The reaction from readers is understandable; Salvaged Pages is somberly fascinating from start to finish, not just for the diaries themselves but for the vast amount of research and context Zapruder adds to the diaries, making this an indispensable addition to the enormous library of Holocaust literature. And as compassionate a guide as Zapruder is, she doesn’t allow her readers any easy consolation, however small:

Although many diaries can give the tempting illusion that the reader is in the presence of the writer – because they are written in the first person, and are often intimate in tone and spontaneous in form – it is unfortunately not so. Whether personal or not, private or public, spontaneous or crafted, the content of the diary does not allow us to come to know the writer, its survival dos not permit a deceased diarist to “live on,” nor does its existence confer literary immortality upon the person who penned it.

The diaries themselves are the center of the book, of course, and it’s heartbreaking to read the grim similarities running underneath the varying nature of the daily events each young writer records. The young writers of these accounts are unfailingly smart and articulate, and their personalities come through even when we know next to nothing about the details of their lives, as in the case of the anonymous boy from the Lodz Ghetto, who wrestles in December of 1944 with the conflicting claims of his own multilingual abilities:

I suffer terribly but still I dream of a better future, of a more beautiful life, free and humane. I dream also of being able to tell the world of my suffering, at least as much as possible. In fact I should call it our suffering. For never before has suffering been felt so collectively as it is by us in the ghetto. After fantasizing of writing in various languages I return to my own language, to Yiddish, our charming mother tongue, because only in Yiddish can I hope to express my true inner self, directly and without contriving.

But despair is common tongue of all these accounts, sometimes lurking far in the distance, visible mainly through the whetted desperation it lends to the mundane events of the day, other times, as in the case of Moshe Flinker, writing in November of 1942 (he would die at Bergen-Belsen three years later), right up at the forefront of every thought, choking off hope like hunger:

We are in a very bad situation.
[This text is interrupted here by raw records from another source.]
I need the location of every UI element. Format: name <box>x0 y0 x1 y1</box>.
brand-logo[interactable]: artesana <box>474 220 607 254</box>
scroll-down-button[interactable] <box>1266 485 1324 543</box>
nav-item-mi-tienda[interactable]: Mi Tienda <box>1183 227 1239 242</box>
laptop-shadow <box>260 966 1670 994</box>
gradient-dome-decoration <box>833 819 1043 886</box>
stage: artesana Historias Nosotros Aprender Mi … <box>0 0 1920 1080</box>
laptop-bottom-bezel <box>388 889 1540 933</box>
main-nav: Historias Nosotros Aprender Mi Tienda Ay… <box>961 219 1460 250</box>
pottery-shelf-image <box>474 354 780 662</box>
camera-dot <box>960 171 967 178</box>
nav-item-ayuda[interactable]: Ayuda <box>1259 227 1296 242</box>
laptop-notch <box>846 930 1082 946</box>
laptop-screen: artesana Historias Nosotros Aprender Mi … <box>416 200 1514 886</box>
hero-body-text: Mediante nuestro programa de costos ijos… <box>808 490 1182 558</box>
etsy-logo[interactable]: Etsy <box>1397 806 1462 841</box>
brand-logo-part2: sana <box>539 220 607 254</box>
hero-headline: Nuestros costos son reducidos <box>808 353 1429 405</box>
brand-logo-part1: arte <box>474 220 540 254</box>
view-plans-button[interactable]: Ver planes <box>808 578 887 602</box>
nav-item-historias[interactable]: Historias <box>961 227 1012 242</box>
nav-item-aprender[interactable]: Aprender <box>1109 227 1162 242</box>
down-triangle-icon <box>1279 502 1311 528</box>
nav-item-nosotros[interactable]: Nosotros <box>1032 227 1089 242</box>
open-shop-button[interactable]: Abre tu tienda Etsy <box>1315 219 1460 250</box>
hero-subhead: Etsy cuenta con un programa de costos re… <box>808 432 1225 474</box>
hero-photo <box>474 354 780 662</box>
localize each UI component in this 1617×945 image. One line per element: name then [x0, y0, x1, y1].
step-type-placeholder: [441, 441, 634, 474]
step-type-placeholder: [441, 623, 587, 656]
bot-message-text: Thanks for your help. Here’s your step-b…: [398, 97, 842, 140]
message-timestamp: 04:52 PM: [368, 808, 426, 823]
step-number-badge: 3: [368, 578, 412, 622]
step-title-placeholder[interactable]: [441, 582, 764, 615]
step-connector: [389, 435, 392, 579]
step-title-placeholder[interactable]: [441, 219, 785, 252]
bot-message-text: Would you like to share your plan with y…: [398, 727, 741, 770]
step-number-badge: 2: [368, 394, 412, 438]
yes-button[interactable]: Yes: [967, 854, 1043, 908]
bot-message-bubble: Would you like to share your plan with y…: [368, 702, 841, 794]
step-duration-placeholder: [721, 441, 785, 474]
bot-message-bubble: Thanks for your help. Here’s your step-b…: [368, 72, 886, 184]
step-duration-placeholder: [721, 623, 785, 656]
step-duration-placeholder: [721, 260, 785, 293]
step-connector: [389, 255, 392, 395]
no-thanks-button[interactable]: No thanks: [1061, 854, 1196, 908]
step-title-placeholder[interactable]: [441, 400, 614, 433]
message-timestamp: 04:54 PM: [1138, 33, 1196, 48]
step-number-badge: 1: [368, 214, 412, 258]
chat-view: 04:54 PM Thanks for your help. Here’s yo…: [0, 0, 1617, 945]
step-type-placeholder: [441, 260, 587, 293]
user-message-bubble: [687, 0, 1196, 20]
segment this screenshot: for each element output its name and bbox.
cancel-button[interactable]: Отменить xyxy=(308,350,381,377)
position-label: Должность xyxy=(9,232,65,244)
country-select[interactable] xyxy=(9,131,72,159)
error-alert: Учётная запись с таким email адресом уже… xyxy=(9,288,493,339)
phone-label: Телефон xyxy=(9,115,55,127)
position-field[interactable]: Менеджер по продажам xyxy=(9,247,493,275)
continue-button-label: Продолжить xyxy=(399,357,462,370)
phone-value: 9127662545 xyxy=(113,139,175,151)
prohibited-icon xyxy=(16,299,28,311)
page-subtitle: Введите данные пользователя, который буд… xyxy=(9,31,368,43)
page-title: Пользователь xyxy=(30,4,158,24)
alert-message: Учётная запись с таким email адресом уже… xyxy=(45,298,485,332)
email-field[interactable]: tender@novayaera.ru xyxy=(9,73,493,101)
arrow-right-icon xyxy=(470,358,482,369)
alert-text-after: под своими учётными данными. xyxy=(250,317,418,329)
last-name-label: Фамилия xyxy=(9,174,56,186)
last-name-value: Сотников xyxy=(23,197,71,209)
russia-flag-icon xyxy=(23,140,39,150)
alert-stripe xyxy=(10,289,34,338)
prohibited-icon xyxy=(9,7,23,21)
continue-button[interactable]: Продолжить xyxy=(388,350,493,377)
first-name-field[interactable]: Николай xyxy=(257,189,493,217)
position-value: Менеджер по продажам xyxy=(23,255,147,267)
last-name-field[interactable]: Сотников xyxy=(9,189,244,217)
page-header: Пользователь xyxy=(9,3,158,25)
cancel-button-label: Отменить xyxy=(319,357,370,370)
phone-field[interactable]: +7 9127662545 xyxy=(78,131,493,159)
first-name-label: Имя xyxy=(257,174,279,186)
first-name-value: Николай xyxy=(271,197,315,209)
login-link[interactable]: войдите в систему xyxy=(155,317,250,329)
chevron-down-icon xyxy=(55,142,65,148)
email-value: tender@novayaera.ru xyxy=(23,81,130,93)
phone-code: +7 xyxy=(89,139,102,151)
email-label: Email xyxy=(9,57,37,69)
Our sufferings have by far exceeded our wrongdoings. What other purpose could the Lord have in allowing such things to befall us? I feel certain that further troubles will not bring any Jew back to the paths of righteousness; on the contrary, I think upon experiencing such great anguish they will think that there is no God at all in the universe, because had there been a God He would not have let such things to happen to His people.

Salvaged Pages was by far the saddest book to appear in 2002, and this new edition easily takes that dubious distinction in 2015. There’s no denying the importance of the work Zapruder has done here, but reading the book drains all light and air from the world, for a time.